Here are a few resources to check out if you are interested in going gluten-free:
- 4 Week Gluten Free Meal Plan and Starter Kit by the Gluten Intolerance Group – free printable guide
- Eating Well Beginner’s Guide to Going Gluten Free – scroll down for meal plans at different calorie levels, for example, the 14 Day Meal Plan at 1500 Calories
- How to Go Gluten Free by the Gluten Free Goddess (a great recipe blog)
 Høstmark A, Lystad E, Vellar O, et.al. Reduced plasma fibrinogen, serum peroxides, lipids, and apolipoproteins after a 3-week vegetarian diet. Plant Foods for Human Nutrition. Jan 1993;43(1):55-61.

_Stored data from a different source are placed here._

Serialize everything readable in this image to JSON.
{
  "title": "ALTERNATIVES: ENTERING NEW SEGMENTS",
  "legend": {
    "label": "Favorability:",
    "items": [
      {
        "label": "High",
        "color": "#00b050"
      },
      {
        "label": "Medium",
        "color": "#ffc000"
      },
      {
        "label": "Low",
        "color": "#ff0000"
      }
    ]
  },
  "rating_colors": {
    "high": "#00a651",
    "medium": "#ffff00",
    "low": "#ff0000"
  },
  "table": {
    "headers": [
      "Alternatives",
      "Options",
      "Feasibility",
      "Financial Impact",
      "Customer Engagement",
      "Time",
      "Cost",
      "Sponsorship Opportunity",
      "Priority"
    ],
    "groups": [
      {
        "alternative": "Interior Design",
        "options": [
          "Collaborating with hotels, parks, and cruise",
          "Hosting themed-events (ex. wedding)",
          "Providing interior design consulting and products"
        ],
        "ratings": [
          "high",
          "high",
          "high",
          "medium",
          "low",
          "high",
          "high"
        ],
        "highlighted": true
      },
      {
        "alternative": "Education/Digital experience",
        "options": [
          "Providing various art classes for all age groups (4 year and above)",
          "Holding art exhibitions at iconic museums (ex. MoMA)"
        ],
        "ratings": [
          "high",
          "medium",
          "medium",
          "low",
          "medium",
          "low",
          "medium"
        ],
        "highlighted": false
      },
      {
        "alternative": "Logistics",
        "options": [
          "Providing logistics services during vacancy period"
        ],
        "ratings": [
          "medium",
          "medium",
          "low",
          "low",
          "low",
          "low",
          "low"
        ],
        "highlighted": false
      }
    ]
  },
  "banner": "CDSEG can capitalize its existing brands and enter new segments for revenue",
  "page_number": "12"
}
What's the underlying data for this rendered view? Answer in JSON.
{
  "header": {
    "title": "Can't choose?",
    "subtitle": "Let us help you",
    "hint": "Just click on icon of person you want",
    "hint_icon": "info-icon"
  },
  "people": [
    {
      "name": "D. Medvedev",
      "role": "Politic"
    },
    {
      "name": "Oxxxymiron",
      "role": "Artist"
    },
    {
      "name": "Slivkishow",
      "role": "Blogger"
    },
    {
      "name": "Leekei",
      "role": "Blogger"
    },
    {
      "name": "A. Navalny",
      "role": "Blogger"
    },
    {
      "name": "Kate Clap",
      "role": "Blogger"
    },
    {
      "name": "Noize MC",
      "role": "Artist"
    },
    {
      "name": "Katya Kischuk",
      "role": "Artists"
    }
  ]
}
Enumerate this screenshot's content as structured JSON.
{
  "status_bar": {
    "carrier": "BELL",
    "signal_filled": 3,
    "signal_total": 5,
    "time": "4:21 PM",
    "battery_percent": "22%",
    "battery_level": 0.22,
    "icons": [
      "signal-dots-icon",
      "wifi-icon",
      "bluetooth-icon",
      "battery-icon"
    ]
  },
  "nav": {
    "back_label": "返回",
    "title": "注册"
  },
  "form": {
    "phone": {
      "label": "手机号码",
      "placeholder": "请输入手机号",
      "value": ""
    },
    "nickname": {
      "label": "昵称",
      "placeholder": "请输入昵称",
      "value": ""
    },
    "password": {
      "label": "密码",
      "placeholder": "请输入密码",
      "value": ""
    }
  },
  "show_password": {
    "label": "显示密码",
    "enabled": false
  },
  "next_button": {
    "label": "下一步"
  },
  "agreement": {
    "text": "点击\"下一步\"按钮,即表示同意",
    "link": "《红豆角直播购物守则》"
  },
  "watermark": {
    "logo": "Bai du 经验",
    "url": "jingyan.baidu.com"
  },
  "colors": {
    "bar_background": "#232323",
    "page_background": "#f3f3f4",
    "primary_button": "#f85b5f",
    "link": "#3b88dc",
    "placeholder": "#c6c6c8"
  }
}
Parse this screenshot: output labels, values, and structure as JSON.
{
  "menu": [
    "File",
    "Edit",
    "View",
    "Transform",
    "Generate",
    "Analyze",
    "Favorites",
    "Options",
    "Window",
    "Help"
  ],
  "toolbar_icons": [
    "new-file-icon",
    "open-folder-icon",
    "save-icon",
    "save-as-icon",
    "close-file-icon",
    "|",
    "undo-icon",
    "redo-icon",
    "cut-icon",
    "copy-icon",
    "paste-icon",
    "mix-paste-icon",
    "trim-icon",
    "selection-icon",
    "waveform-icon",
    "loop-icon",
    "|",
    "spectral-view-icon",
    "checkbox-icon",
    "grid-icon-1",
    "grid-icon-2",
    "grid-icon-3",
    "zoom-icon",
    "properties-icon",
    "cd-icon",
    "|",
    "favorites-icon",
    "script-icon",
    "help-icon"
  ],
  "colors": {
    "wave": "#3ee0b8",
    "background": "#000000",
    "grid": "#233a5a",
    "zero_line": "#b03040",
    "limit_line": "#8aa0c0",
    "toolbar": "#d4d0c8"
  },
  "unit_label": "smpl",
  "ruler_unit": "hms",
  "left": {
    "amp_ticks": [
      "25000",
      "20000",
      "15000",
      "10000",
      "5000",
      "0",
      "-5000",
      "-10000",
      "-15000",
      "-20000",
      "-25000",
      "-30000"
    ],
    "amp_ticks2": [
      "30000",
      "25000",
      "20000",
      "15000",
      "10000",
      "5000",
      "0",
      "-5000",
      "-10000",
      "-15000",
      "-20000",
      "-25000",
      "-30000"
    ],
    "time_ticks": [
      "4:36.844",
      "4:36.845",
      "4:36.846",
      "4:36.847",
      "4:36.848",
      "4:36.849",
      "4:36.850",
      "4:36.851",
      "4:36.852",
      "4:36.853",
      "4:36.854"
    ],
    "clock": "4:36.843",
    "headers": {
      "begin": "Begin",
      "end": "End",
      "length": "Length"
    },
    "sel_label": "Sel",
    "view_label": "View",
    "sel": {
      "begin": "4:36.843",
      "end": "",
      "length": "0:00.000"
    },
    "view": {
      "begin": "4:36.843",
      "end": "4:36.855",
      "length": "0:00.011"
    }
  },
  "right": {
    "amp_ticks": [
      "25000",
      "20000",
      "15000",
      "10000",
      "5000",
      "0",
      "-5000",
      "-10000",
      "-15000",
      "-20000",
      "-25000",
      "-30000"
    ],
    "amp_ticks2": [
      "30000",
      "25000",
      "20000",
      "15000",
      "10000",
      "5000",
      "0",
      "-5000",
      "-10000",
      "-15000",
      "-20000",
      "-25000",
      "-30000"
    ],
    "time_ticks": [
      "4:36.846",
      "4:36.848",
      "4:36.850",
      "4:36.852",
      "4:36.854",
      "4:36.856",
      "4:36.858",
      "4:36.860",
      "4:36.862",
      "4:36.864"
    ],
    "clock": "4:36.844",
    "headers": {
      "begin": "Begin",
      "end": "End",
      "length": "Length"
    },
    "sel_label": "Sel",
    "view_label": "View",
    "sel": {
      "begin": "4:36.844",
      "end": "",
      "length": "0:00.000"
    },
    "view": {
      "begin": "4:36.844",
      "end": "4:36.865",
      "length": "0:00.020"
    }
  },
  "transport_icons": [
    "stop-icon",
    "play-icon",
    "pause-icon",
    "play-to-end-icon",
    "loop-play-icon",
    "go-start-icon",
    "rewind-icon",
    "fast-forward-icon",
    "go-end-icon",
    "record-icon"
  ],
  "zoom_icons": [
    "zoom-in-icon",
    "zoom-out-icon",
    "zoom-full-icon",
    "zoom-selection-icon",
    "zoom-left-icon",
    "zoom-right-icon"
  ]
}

 Kaartinen K, Lammi K, Hypen M. Vegan diet alleviates fibromyalgia symptoms. Scandinavian Journal of Rheumatology. 2000; 29(5): 308-13.
 Marum, A.P. et al. (2016). A low fermentable oligo-di-mono saccharides and polyols (FODMAP) diet reduced pain and improved daily life in fibromyalgia patients. Scandinavian Journal of Pain 13:166-72. http://www.scandinavianjournalpain.com/article/S1877-8860(16)30084-2/fulltext?mobileUi=1
Isasi, C. et al. (2014). Fibromyalgia and non–celiac sensitivity: a description with remission of fibromyalgia. Rheumatology International , 34 (11), 1607-16.